Waving one hand in front of his face, Ridge pulled the brim of his hat down low to shade his eyes from the glare of the sun and stared off toward the edge of town. He saw a man alone, riding slow down the middle of the street. He held the reins in his left hand and kept his right on his thigh, close to the pistol holstered there. Even from where he stood, Ridge saw the telltale rawhide strips tying that gun down and he knew there was going to be trouble.
He cast a quick look around the busy street and wished to hell it wasn’t Saturday.
Everyone from the outlying ranches came to town on a Saturday morning to do the shopping and to see some fresh faces. Got mighty damn lonely sitting on a ranch away from town all week. The merchants were doing a brisk business and he noted all the women and children bustling about the boardwalks.
One thing he didn’t need was a gun battle with careless bullets flying all over everywhere, doing damage and hurting innocent folks. And he didn’t have a single idea how to avoid it.
“Damn it,” he grumbled as he hitched his own gun belt a bit higher on his hips and started walking down the street toward the horseman.
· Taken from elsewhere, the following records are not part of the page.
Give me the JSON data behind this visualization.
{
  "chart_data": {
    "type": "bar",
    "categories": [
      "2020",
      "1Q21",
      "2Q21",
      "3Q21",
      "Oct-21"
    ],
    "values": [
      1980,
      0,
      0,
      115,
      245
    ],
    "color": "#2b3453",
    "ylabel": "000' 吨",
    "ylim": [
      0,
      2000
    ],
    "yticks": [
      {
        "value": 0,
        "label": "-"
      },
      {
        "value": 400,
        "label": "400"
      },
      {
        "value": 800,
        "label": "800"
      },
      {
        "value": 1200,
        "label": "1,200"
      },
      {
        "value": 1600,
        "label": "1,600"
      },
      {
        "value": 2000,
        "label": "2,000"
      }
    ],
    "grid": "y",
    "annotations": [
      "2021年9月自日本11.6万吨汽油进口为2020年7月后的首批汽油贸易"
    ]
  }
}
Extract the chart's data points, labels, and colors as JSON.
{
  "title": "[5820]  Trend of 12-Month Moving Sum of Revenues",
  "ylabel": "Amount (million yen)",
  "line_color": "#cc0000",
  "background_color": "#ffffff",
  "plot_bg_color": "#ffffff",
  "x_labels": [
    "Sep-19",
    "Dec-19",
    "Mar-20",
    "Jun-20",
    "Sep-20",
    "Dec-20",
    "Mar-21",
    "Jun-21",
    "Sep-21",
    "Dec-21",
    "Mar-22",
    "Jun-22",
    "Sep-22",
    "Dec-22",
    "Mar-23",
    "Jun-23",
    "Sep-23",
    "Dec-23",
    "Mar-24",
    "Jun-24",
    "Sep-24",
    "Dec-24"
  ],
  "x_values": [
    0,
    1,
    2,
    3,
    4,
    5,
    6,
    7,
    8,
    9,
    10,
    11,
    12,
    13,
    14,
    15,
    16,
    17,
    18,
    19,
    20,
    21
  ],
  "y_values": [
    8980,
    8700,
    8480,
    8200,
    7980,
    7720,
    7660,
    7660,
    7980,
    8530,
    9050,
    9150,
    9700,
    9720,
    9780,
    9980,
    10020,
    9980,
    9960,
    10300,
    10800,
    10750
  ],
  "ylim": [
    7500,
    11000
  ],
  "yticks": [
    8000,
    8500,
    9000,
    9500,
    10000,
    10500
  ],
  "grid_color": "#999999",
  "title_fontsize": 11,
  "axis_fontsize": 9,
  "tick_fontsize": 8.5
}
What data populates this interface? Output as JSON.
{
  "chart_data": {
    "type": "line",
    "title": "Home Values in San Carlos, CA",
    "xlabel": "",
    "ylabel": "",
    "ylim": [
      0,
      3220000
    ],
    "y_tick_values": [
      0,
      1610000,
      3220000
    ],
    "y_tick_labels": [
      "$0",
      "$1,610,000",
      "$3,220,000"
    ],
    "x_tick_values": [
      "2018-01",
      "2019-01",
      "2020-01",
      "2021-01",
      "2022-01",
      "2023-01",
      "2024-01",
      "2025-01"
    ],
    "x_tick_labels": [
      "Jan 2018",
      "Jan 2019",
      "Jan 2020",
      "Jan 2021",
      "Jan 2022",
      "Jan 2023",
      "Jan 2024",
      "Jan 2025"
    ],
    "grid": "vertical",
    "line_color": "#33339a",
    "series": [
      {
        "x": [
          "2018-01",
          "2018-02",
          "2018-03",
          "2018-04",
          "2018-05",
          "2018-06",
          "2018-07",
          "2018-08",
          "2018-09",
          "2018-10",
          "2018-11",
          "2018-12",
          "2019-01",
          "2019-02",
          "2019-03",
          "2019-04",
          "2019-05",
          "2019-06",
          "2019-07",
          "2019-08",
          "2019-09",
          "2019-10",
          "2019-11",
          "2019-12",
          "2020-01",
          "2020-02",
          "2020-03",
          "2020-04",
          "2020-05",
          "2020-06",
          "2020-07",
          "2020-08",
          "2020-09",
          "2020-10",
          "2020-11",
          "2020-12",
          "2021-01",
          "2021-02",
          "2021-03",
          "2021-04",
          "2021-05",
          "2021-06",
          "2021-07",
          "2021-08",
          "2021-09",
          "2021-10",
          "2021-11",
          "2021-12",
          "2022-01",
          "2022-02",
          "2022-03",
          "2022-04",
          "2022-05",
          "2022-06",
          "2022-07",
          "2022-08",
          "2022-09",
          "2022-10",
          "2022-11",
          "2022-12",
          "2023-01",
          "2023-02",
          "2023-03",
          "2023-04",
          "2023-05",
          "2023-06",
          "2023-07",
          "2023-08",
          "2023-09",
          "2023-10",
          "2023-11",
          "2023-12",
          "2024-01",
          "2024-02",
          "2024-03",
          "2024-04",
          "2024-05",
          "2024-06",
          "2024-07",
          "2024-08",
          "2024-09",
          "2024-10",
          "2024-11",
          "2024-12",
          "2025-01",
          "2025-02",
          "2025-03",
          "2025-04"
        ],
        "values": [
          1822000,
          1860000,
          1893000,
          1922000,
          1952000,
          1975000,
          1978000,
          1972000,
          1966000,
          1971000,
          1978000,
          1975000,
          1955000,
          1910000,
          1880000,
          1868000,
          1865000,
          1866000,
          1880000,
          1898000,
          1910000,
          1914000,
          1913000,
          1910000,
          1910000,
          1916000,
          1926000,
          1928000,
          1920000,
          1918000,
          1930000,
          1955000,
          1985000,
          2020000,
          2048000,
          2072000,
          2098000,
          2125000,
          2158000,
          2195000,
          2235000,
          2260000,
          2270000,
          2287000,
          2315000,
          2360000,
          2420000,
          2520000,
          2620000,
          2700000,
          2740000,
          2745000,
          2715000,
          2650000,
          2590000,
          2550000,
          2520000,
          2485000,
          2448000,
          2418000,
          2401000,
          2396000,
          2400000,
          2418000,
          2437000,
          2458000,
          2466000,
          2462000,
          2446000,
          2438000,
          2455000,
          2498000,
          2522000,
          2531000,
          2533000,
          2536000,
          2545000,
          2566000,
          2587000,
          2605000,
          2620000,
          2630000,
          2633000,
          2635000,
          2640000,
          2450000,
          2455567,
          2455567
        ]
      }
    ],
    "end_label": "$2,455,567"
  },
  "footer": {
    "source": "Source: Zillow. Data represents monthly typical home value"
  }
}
Sunlight beat down onto Tanglewood, giving the town its first taste of the coming summer. A clear blue sky shimmered with the reflected heat, and as he walked, Ridge felt a drop or two of sweat roll along his spine. It was always like that, he remembered absently. Just before trouble started, all of his senses quickened.
He could taste the dust in the air, smell the bread baking in the restaurant, and hear the high-pitched shouts of children playing somewhere to his left. But even as his senses went on alert, his gaze never strayed from the man still moving toward him on a slow-stepping horse.
It was all too damn familiar. How many times had he walked into trouble? How many times over the years had he actually courted it? Until he’d come here.
To this town. And this life.
●
“Mr. Simpson,” Sophie said, placing both hands on the polished wood counter and leaning toward the little man staring at her as though she might start foaming at the mouth. “I’ve already received a donation of all the lumber we’ll need from the mill at Ford Creek. All I’m asking you to do is donate the paint and window glass required to complete the job on the schoolhouse.”
“Now, ma’am,” the man said, after clearing his throat loudly, “it ain’t that I don’t want to give ya the paint...”
Sophie just looked at him, waiting. She’d been dealing with the merchants of Tanglewood long enough now to recognize the dance of delaying tactics. Though they all eventually capitulated, it seemed to make them feel better to fight her for a while first.